For the last section of the tutorial, we’ll use the text
package and some bleeding-edge tools available on the open-source site
hugging face.
Fair warning: all the packages and models we’re using here are still experimental because it’s all still really new. The code listed here works as of our tests last night, but there is no guarantee it will still work tomorrow.
library(tidyverse) # String handling
library(text) # Does all the work (but in python)
library(reticulate) # Get you python to run the text package
To run through this, you’ll need to install the text
package, which can sometimes be a challenge to install. In theory, you
can run the following code, copied here from the text
installation guide:
# Install text required python packages in a conda environment (with defaults).
text::textrpp_install()
# Show available conda environments.
reticulate::conda_list()
# Initialize the installed conda environment.
# save_profile = TRUE saves the settings so that you don't have to run textrpp_initialize() after restarting R.
text::textrpp_initialize(save_profile = TRUE)
# Test it:
textEmbed("hello")
No guarantee is made that this will work, but I’ve found that it’s pretty good most of the time.
At its default settings, the text
package will do some
decent summarization of a passage.
psu_text <- "The Pennsylvania State University is a multi-campus, land-grant, public research university that educates students from around the world and supports individuals and communities through integrated programs of teaching, research, and service.
The Pennsylvania State University's discovery-oriented, collaborative, and interdisciplinary research and scholarship promote human and economic development, global understanding, and advancement in professional practice through the expansion of knowledge and its applications in the natural and applied sciences, social and behavioral sciences, engineering, technology, arts and humanities, and myriad professions."
textSum(psu_text)
## [0;32mx completed: Duration: 1.457280 secs
## [0m
## # A tibble: 1 × 1
## sum_x
## <chr>
## 1 the Pennsylvania State University is a multi-campus, land-grant, public resea…
This simplicity is due to the ease of getting pre-trained, highly-useful, and surprisingly-small models that have been made publicly available.
By default, the text
package will automatically: 1.
Download a huggingface model (by default, t5-small
from google, which is tuned for small computers and has only about 220
million parameters.) 2. Tokenize the input text and 3. Pass it
sequentially through the model with a given choice of output.
The models are transformer models, which have a good way of
representing text strings, especially short text strings. The resulting
embedding is very nearly the same as a word2vec or doc2vec embedding.
You can pull the embeddings out yourself and use PCA or clustering
approaches on them, just like you could with word2vec output, or you can
ask for another transformation. Common examples include text completion
(see textGenerate()
) and text summarization (see
textSum()
).
A full list of models requires searching HuggingFace and reading the abstracts of the different deep learners available there.
We’ll do a simplified example just to show how easy the whole process is, by summarizing a scientific article. This is Brick, et al., 2018, on the topic of feature selection.
The file is included, but is literally just a text dump of the document.
readLines(file("FeatureSelectionPaper.txt"), n = 1)
## [1] "Feature Selection Methods for Optimal Design of Studies for Developmental Inquiry"

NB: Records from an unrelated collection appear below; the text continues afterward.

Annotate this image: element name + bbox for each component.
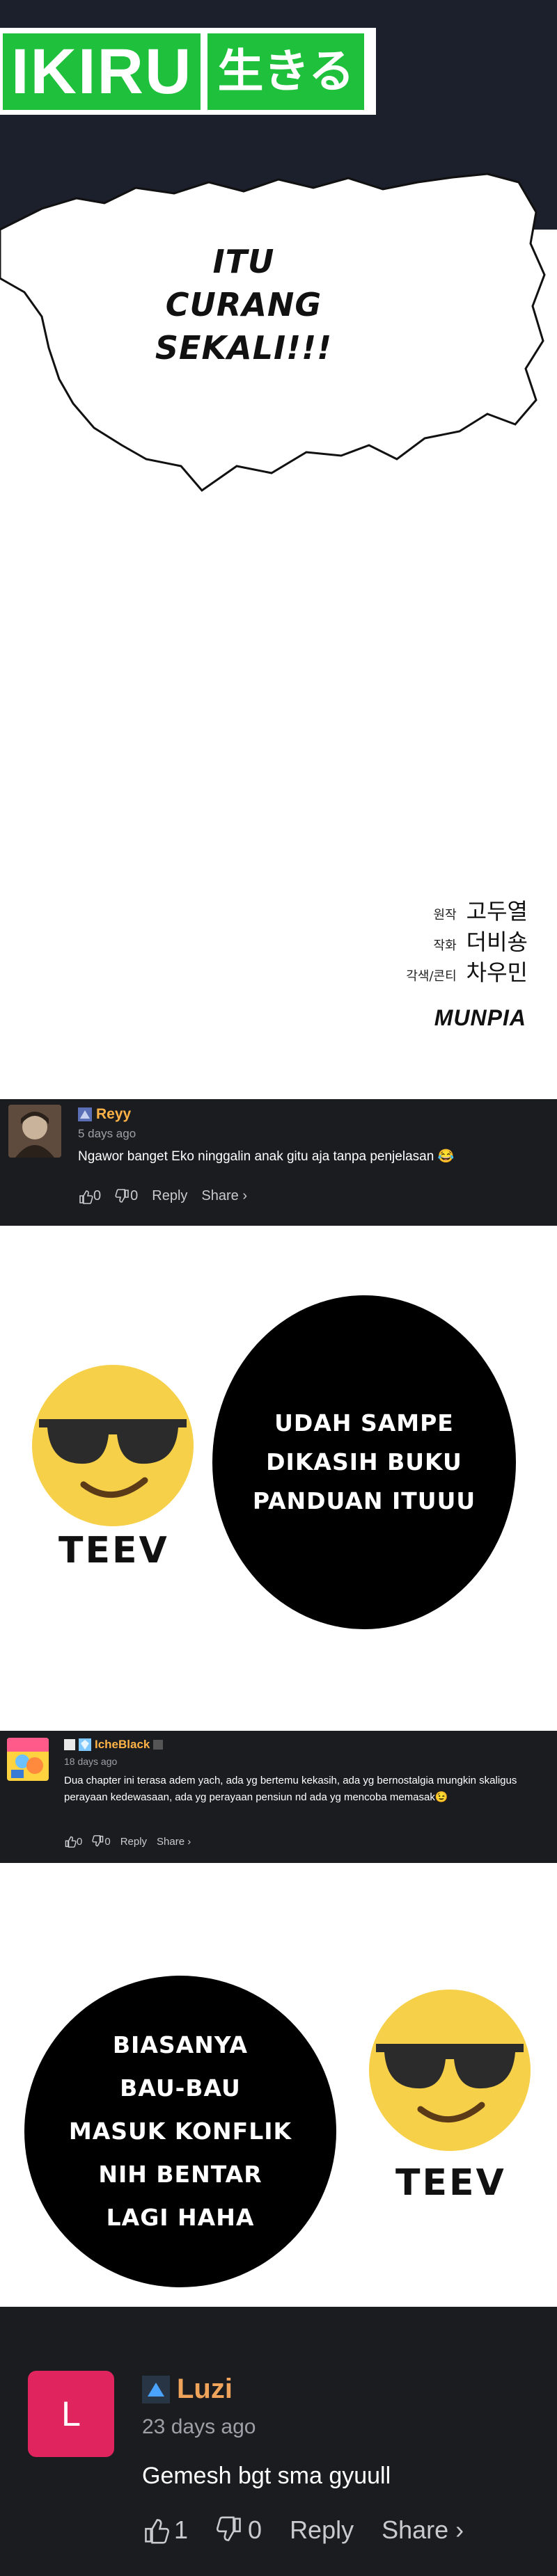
speech-line: MASUK KONFLIK: [68, 2118, 292, 2145]
speech-circle: BIASANYA BAU-BAU MASUK KONFLIK NIH BENTA…: [24, 1976, 336, 2287]
logo-text: IKIRU: [3, 33, 201, 110]
comic-panel-teev-1: TEEV UDAH SAMPE DIKASIH BUKU PANDUAN ITU…: [0, 1226, 557, 1731]
avatar[interactable]: [7, 1738, 49, 1781]
comment-actions-bar: 0 0 Reply Share ›: [0, 1177, 557, 1226]
speech-line: DIKASIH BUKU: [266, 1448, 462, 1475]
dislike-button[interactable]: 0: [115, 1188, 138, 1204]
comment-username[interactable]: IcheBlack: [95, 1738, 150, 1752]
credit-name: 더비숑: [466, 929, 528, 955]
logo-japanese-text: 生きる: [207, 33, 365, 110]
comment-text: Ngawor banget Eko ninggalin anak gitu aj…: [78, 1149, 455, 1164]
sunglasses-emoji-icon: [32, 1365, 194, 1526]
bubble-line: ITU: [212, 243, 275, 280]
like-button[interactable]: 0: [64, 1835, 82, 1848]
sunglasses-emoji-icon: [369, 1990, 531, 2151]
comic-panel-teev-2: BIASANYA BAU-BAU MASUK KONFLIK NIH BENTA…: [0, 1863, 557, 2307]
like-button[interactable]: 1: [142, 2515, 188, 2545]
flag-icon: [64, 1739, 75, 1750]
credit-row: 원작 고두열: [406, 894, 528, 925]
speech-line: PANDUAN ITUUU: [252, 1487, 476, 1514]
credit-row: 각색/콘티 차우민: [406, 955, 528, 986]
speech-line: BIASANYA: [112, 2031, 249, 2058]
speech-line: BAU-BAU: [120, 2074, 241, 2102]
credit-name: 고두열: [466, 898, 528, 925]
speech-line: LAGI HAHA: [106, 2204, 255, 2231]
comment-timestamp: 18 days ago: [64, 1756, 118, 1767]
credit-name: 차우민: [466, 959, 528, 986]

To run the model, we can simply grab the file and pass it to the
textSum()
function. It takes some time to run, and throws a
warning because we’re overloading the rather simple (!) deep learner
that we’re using here.
fulltext <- read_file("FeatureSelectionPaper.txt")
y <- textSum(fulltext)
## [0;32mx completed: Duration: 39.254395 secs
## [0m
The resulting summary is a pretty good definition of feature selection:
y
## # A tibble: 1 × 1
## sum_x
## <chr>
## 1 our goal is to select a small subset of measures that retains predictive powe…
For more complete summaries, you will want to use bigger models (like the t5-base model, with roughly 11Billion parameters). These will often require larger computational resources (but are shockingly fast for all that).